Einen nochmals anderen Lösungsansatz verfolgt das Master-System („Master and Slave Transluminal Endoscopic Robot“, Nanyang Technological University, Singapur), ein Master-Slave-Roboter, bei dem die Effektoren auf die Spitze eines Endoskops aufgesetzt werden. Die Effektoren sind motorangetrieben und besitzen 9 Freiheitsgrade. Die Ansteuerung wird über ein intelligentes Computersystem und ein eigens entwickeltes Interface realisiert. Die Kabelzuführung zu den beiden Effektoren erfolgt über jeweils einen Arbeitskanal. Auch der Master trennt die Navigation des Endoskops von der Bedienung der Manipulatoren; die Entwickler versprechen zudem eine deutlich intuitivere Bedienung und Verkürzung der Lernkurve im Vergleich zu anderen Konzepten.

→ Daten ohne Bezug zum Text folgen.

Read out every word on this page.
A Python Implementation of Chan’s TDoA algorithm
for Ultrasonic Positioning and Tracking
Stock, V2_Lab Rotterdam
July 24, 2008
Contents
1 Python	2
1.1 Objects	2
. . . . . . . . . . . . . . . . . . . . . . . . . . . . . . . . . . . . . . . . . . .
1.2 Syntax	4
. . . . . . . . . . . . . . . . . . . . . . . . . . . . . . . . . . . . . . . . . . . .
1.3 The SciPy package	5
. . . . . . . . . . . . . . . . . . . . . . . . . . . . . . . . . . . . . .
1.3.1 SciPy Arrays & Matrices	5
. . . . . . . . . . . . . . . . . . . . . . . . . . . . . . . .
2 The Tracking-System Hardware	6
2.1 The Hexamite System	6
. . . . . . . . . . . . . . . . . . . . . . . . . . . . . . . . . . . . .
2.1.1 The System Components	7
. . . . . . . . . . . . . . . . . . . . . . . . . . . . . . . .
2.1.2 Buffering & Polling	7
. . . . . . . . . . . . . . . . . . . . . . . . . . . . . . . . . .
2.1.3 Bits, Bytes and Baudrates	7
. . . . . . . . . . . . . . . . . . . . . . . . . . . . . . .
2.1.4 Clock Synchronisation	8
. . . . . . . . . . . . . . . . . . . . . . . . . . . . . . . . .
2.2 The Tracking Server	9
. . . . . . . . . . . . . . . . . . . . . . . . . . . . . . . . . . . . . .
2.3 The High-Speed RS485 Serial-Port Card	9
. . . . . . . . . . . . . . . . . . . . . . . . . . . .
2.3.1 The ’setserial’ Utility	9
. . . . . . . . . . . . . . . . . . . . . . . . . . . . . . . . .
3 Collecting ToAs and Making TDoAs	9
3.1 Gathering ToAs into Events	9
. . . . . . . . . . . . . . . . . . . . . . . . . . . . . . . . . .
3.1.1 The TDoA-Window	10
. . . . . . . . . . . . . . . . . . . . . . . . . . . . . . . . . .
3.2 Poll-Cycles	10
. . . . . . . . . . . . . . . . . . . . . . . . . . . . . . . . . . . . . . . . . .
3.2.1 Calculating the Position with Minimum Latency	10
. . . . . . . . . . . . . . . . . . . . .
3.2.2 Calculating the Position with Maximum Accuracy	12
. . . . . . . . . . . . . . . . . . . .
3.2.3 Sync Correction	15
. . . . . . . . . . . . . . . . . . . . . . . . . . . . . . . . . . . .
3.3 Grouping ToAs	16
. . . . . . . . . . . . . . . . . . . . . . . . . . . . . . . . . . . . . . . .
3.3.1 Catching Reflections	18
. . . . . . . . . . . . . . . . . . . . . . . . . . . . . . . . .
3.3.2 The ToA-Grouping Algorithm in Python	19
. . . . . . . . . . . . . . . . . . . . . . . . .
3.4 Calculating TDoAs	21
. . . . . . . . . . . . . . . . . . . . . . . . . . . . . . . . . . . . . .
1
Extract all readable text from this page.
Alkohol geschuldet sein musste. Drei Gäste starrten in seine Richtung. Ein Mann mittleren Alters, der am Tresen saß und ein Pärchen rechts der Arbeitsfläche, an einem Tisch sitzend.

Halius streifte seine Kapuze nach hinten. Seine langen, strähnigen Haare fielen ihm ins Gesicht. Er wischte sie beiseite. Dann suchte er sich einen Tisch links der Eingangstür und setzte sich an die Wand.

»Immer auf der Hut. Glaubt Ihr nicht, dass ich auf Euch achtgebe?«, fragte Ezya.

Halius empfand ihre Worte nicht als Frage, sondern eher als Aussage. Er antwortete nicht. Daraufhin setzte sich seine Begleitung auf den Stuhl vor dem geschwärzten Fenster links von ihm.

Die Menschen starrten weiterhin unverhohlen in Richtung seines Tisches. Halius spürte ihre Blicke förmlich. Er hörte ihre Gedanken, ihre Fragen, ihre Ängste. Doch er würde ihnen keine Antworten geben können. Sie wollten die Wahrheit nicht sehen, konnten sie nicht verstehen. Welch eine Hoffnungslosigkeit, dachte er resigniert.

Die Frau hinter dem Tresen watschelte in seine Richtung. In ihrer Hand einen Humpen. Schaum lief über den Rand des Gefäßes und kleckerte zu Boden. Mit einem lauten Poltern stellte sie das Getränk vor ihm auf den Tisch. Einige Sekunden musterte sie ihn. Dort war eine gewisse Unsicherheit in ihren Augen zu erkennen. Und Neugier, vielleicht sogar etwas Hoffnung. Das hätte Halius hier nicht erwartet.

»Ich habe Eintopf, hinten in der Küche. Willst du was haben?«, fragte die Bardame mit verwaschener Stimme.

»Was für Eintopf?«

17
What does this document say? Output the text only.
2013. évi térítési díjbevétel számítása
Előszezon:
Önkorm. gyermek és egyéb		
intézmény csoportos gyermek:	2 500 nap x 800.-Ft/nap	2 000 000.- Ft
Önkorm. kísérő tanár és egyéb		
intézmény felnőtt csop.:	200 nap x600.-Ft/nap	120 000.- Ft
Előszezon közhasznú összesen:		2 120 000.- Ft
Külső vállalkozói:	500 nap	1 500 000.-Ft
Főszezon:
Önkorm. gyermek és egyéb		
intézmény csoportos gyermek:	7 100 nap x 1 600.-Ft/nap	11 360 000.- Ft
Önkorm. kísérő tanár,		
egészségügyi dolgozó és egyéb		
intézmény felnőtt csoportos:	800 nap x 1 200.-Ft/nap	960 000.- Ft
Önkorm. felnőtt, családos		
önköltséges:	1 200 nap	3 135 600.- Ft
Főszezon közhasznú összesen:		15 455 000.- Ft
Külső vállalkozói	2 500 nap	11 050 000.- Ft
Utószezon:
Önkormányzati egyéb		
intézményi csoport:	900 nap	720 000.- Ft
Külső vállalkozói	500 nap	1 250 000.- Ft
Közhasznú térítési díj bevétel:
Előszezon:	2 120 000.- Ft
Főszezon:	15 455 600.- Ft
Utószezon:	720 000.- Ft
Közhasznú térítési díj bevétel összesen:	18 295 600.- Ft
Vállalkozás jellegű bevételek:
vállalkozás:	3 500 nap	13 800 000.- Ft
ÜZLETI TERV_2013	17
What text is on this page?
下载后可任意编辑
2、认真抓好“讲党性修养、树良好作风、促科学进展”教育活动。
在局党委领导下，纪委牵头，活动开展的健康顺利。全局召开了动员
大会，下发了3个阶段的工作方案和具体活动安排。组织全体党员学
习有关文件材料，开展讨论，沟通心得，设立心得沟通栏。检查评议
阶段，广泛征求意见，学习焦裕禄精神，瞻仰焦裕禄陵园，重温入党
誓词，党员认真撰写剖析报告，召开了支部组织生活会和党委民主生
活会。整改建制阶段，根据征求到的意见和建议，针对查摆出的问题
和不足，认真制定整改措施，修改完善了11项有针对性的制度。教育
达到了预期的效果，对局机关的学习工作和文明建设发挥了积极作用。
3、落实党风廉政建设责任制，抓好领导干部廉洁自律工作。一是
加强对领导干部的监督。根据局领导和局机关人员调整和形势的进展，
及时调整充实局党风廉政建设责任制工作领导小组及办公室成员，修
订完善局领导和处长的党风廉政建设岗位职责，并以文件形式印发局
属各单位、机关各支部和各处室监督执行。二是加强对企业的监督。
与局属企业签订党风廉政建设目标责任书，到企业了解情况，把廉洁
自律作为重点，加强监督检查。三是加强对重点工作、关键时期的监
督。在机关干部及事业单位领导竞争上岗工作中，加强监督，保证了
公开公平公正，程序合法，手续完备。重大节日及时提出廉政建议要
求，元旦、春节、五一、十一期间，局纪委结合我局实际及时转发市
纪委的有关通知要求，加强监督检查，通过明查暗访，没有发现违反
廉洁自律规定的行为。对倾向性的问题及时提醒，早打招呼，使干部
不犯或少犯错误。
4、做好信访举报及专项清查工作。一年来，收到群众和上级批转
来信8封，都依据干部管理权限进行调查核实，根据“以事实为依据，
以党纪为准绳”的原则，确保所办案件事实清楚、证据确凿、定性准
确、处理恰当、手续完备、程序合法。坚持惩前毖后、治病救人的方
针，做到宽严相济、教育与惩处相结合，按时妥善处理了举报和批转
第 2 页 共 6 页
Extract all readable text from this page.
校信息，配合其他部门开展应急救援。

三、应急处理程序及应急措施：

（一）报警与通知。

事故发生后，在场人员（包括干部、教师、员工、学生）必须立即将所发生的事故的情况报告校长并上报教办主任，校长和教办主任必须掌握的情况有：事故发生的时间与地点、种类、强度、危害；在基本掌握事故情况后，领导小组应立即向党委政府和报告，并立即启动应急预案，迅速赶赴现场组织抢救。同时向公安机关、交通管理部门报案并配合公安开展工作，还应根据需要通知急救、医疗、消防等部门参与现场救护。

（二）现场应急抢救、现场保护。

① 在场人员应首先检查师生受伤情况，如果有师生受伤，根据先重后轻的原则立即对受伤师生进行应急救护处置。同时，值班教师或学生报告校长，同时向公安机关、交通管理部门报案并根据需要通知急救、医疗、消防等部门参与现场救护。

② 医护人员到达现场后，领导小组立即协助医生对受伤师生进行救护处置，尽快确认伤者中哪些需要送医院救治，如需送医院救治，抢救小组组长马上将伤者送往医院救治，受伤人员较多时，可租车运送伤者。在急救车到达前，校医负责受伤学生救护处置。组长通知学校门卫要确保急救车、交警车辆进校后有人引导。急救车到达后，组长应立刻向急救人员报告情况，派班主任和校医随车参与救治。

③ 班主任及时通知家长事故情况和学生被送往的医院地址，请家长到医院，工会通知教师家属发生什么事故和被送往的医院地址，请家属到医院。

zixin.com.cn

Das System wurde erfolgreich bei NOTES-Eingriffen (Leber-PE, Cholezystektomie) wie auch für die ESD getestet. Bisher werden nur 2 Effektortypen angeboten (Greifer, Dissektor). Eine relevante Zeitverzögerung und Trägheit in der Bedienung des Masters konnte wohl signifikant verbessert werden.

Fazit für die Praxis

  • Auch wenn weiterhin kein dediziertes therapeutisches Endoskop verfügbar ist, stellen die vorgestellten Prototypen bereits vielversprechende Lösungsansätze dar.

  • Als entscheidende Leistung waren zunächst die Anforderungen an ein Interventionsendoskop zu definieren. Von keinem der beschriebenen Instrumente werden diese allerdings schon umfassend erfüllt. Insbesondere ist die zu komplexe Bedienung der Geräte nachzubessern.

  • Für alle Prototypen konnten bereits positive Auswirkungen auf gängige Interventionen bestätigt werden. Sie lassen zudem eine Erweiterung des Indikationsspektrums der therapeutischen Endoskopie erwarten.

  • Für alle besprochenen Systeme gilt jedoch, dass die Umsetzung vom Prototyp in die Praxis bisher nicht oder nur kaum stattgefunden hat.